The crux of this litigation is whether the admittedly timely notice by the Duggans to the defendant under the $10,000 policy satisfied the notice requirement of the $20,000 policy which insured the same risk. The plaintiff contends that the purpose of the notice requirement of the $20,000 policy, of enabling the insurer to investigate promptly, was satisfied by the notice given under the other policy because the defendant did investigate promptly and has not been prejudiced by the notice's omission of specific reference to the $20,000 policy of which a copy was undoubtedly kept in the defendant's files. An initial difficulty with the plaintiff's position is that, so far as shown by the evidence, the defendant never associated the claim under the $10,000 policy with the existence of the larger one. On the contrary, the defendant's letter of January 12, 1960 inviting the Duggans to take steps on their own to protect their interests above the $10,000 policy limit indicates that the defendant acted on the assumption that only the $10,000 policy covered the dog-bite incident. The basic fallacy of the plaintiff's contention is its oversimplification of the function of notice which serves not only to alert the insurer to the need for an investigation but also to remind it of its maximum exposure to liability so that it may act accordingly. It is common sense that an insurer with a potential liability of $30,000 might act differently in defending against a $50,000 claim for serious personal injuries than it would if its exposure were limited to $10,000. Among other things, it might engage the services of different or additional investigators, expert witnesses and trial counsel or settle the claim advantageously by offering in settlement a sum higher than would be offered if maximum exposure were $10,000.

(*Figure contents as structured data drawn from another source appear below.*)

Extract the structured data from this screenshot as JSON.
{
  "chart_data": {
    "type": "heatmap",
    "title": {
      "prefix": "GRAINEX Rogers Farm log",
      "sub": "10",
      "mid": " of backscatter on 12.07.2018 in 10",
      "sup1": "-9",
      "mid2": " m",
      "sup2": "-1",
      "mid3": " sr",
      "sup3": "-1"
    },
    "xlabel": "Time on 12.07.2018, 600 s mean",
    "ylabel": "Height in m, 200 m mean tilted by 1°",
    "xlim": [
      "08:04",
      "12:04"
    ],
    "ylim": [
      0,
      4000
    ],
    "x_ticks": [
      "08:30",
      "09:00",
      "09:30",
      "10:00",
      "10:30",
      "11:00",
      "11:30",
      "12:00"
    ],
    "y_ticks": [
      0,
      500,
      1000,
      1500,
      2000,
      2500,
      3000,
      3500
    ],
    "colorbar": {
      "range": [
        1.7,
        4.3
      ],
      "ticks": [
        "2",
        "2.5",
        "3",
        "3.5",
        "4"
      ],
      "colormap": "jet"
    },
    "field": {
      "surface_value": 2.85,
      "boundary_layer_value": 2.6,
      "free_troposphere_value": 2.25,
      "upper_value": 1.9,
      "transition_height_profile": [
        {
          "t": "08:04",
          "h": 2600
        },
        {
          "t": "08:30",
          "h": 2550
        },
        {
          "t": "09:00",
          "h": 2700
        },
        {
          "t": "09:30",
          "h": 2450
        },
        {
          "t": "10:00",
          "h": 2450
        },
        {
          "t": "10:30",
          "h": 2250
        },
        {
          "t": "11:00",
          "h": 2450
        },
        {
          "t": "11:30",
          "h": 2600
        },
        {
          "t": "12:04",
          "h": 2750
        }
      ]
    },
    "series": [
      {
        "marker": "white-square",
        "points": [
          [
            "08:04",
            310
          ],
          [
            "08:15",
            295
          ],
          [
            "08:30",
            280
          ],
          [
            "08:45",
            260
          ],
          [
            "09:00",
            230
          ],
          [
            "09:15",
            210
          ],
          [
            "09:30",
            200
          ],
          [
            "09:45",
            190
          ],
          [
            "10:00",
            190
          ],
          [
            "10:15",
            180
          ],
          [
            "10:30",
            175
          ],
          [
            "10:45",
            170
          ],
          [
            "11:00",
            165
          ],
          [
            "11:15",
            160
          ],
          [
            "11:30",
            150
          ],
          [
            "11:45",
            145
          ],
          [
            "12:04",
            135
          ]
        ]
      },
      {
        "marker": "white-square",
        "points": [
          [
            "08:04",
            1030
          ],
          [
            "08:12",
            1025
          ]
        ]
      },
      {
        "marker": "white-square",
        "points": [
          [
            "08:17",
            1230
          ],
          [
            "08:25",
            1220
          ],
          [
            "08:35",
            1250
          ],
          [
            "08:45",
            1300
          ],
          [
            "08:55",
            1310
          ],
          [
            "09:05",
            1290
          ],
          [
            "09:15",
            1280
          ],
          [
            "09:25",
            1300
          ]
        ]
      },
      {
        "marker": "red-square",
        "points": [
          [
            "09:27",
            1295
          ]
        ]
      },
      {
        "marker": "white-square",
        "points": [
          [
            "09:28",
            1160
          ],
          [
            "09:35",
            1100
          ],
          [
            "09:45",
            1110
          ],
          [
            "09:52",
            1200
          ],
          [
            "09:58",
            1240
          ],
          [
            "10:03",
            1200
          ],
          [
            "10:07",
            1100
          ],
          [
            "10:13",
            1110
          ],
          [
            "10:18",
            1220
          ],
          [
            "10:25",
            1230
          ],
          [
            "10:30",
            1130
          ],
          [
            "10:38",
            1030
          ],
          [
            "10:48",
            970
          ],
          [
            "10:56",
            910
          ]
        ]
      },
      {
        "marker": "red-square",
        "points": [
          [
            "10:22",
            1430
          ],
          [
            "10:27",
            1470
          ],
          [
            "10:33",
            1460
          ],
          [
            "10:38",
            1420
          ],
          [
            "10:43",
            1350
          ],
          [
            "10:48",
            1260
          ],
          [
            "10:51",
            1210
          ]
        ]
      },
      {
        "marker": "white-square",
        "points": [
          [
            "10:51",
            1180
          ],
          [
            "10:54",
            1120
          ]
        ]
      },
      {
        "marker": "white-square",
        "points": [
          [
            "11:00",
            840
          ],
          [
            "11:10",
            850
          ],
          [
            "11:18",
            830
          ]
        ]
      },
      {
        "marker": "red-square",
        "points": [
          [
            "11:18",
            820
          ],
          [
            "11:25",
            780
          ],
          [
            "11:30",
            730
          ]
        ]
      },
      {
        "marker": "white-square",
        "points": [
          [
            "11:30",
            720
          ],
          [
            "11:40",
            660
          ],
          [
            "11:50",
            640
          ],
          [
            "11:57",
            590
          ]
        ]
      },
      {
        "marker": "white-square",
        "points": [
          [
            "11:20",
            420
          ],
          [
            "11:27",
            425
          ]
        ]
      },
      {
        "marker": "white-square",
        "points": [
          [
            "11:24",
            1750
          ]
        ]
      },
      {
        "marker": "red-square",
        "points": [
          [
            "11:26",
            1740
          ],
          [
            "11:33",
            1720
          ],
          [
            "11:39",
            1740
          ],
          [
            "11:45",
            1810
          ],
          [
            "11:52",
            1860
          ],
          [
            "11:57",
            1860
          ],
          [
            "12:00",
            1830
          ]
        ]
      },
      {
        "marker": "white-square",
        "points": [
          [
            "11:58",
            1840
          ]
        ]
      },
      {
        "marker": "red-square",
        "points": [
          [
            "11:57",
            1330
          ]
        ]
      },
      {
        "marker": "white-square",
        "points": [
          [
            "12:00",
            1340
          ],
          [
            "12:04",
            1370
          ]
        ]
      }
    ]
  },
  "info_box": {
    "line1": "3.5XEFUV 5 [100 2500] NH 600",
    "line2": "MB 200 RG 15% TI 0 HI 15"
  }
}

The probability of prejudice becomes all the greater when, as here, different policies are involved. Legal and factual defenses to liability may pertain to one policy but not to another. For example, in the Superior Court suit defended by the defendant in this case, the precise time and date of the dog-bite was immaterial because the $10,000 policy which admittedly covered the accident had been in force for over two years. At the trial in this court, chronology was highly material to the defendant's contention that the accident occurred prior to the issuance of the $20,000 policy.
The plaintiff has made no showing that the defendant waived its defense of lack of notice on the $20,000 policy nor that failure to give notice specifically relating to that policy should be excused for any reason. The plaintiff has not attempted to explain why the late Mr. Duggan failed to tell his wife about having taken out a new $20,000 liability policy on the very day before the dog-bite incident. It is inconceivable that the coincidence never dawned upon him.
I conclude that although the accident on February 18, 1959 was an occurrrnce within the coverage of the $20,000 policiv,
the Duggans did not give timely notice of it to the defendant under that policy and their failure to do so was a material breach of a condition of the defendant's liability under that policy which was prejudicial to and not waived by the defendant.Judgment for the defendant.